Clinical trials on humans are expected to be carried out later this year, and if successful, this revolutionary invention could potentially eliminate the need for eyeglasses. According to Dr. David Smadja, leader of the research team, the eye-drops could revolutionize ophthalmological and optometry treatments of patients suffering from myopia, hyperopia and other refractory conditions.
The revolutionary breakthrough was revealed by Dr. Smadja on Wednesday at Shaare Zedek’s second biennial research day, which was held at Steinberg Auditorium in Jerusalem. He said that nanodrops could even be used to replace multifocal lenses and allow people to see object from different distances.
“This is a new concept for correcting refractory problems,” Smadja said. He, however, did not mention how often the drops will require being applied to replace eyeglasses completely.
According to the research abstract, the experiment led by Dr. Smadja and his colleagues involved analyzing refractive errors of pig eyes before and after instillation of nano drops filled with various concentration of synthetic nanoparticles.
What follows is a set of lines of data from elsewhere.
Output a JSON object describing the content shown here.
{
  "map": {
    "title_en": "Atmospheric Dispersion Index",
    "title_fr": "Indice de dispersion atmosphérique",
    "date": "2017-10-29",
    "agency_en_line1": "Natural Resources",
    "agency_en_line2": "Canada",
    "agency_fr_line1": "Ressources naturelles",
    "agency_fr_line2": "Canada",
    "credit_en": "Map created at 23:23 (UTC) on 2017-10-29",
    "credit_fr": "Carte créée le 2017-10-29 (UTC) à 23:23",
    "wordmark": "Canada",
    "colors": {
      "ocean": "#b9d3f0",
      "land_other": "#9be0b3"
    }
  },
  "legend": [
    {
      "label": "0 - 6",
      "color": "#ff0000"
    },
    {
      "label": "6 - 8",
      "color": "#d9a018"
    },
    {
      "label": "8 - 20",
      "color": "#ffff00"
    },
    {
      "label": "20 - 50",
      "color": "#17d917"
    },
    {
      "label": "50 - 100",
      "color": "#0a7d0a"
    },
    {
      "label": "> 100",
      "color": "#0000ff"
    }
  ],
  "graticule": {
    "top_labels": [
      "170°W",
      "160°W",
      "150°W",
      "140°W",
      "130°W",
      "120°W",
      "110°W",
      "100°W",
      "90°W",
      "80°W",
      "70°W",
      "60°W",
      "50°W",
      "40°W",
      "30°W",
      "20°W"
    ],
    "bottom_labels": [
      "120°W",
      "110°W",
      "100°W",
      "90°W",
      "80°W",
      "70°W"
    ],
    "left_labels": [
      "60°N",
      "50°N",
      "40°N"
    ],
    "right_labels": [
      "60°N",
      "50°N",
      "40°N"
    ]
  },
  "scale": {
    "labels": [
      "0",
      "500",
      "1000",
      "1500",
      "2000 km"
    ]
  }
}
The results showed significant improvement in error correction for both myopic (near-sightedness) and hyperopic (far-sightedness) refractive error.
If the results in humans are successful, prospective patients will simply require a smartphone app to scan the eyes, measure their refraction, create a laser pattern and then “laser corneal stamping” of an optical pattern onto the corneal surface of their eyes.
The research from Smadja was one of the two chosen works by an impartial team of judges from 160 pieces of research carried out by Shaare Zedek physicians and nurses over the last two years. The hospital staff publishes around 330 articles every year in different medical and science journals through the Shaare Zedek Mada’it (Scientific), a research and development company established for hospital researchers.